Venezuela presented this Monday before the United Nations International Court of Justice, in The Hague, its arguments in defense of the ownership of the extensive territory of Essequibo that has been disputed for decades with Guyana. Vice President Delcy Rodríguez attended the hearing that the court had set for April 8 to deliver a boxed file with copies of a document in which they ratify her position in the dispute over the boundaries between both countries. However, Venezuela has already moved forward in other ways in incorporating the 160,000 hectares of jungle into the country's official maps and this Monday the Official Gazette published the law creating an administrative territory over the claimed area.
The conflict over Essequibo reached a new stage in 2018, when the UN Secretary General, António Guterres, took the controversy to court after decades of unsuccessful efforts. The court must determine the validity of the 1899 Arbitration Award, a decision considered rigged by Venezuela, but which Guyana, which has de facto occupied the territory, clings to to claim sovereignty over the area. Venezuela, for its part, is based on the postulates of the 1966 Geneva Agreement that establish a path of negotiation and dialogue to resolve the conflict, which in its extreme would lead to the ICJ.
The Maduro Government has gone to this instance despite not recognizing it and rejecting its decisions. Last December, in a referendum called by Nicolás Maduro, in a vote of which the official results are not yet known, the creation of a new State called Guayana Esequiba was approved, which has already materialized in the appointment of authorities and in a law. In the same consultation – in which Chavismo claims that 10 million Venezuelans participated, although in the streets, that day, there was no great mobilization – the jurisdiction of the TIJ in this conflict was also rejected. The political maneuver raised alarms about a regional conflict. Then, the Court warned the parties to refrain from taking measures that aggravated the collision. The president of Brazil, Luiz Inácio Lula Da Silva, intervened together with Celac (Community of Latin American and Caribbean States) to calm tensions at a summit with the leaders of both countries held in Saint Vincent and the Grenadines. This kind of truce was followed by military movements on the border and exchanges of communications.

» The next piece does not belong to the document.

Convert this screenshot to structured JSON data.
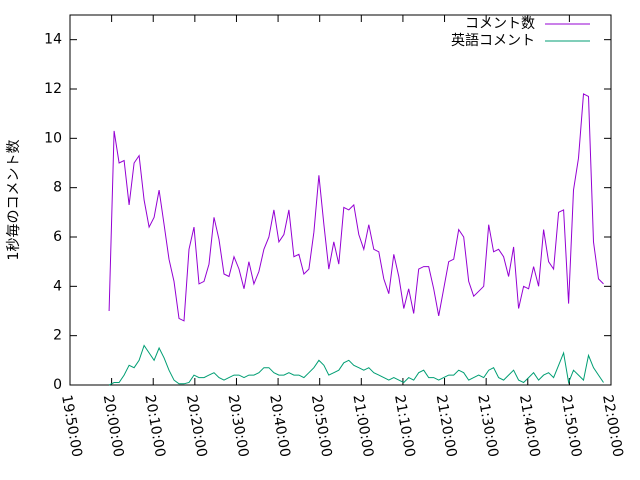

The Essequibo crisis is a front that Venezuela maintains, especially internally. The approval of the Law in Defense of Essequibo has occurred in the race for the presidential elections on July 28, which Maduro wants to reach without major competition, after disqualifying his main opponent María Corina Machado, the opposition's standard bearer and chosen in a primary election. Beyond the creation of the Essequibo State, the incorporation of the territory to the maps, the norm establishes sanctions of political disqualification for those who have disagreed with the Government's position in this dispute.
Essequibo appears on the maps of the former Captaincy General of Venezuela since 1777, under Spanish rule, but those who have occupied the area, which represents two thirds of the current territory of Guyana, have been the British first and since the last century, with independence, the Guyanese. Those who live there speak English and have that country's ID. Before the territorial dispute reached The Hague, Venezuela, during the Government of Hugo Chávez, was lax in claims to retain the support of the Caricom countries, which have historically supported Guyana's position. Less than a decade ago, the discovery and exploitation of hydrocarbon reserves in the territorial waters of Essequibo has turned history upside down.
While the oil country par excellence, Venezuela, is plunged into crisis due to mismanagement and international sanctions against PDVSA, its main industry; Guyana has granted multimillion-dollar oil concessions to transnationals such as Exxon Mobile. With less than a million inhabitants, the country is seen as one with the greatest economic growth in the region for the coming years. Despite the speech against the TIJ, Venezuela has ensured, with the sending of the boxes of documents and the presentation this Monday, to continue participating in the process so as not to lose by forfeit in the trial that will define the validity of the 1899 Arbitration Award defended by Guayana and that could even delimit the new border.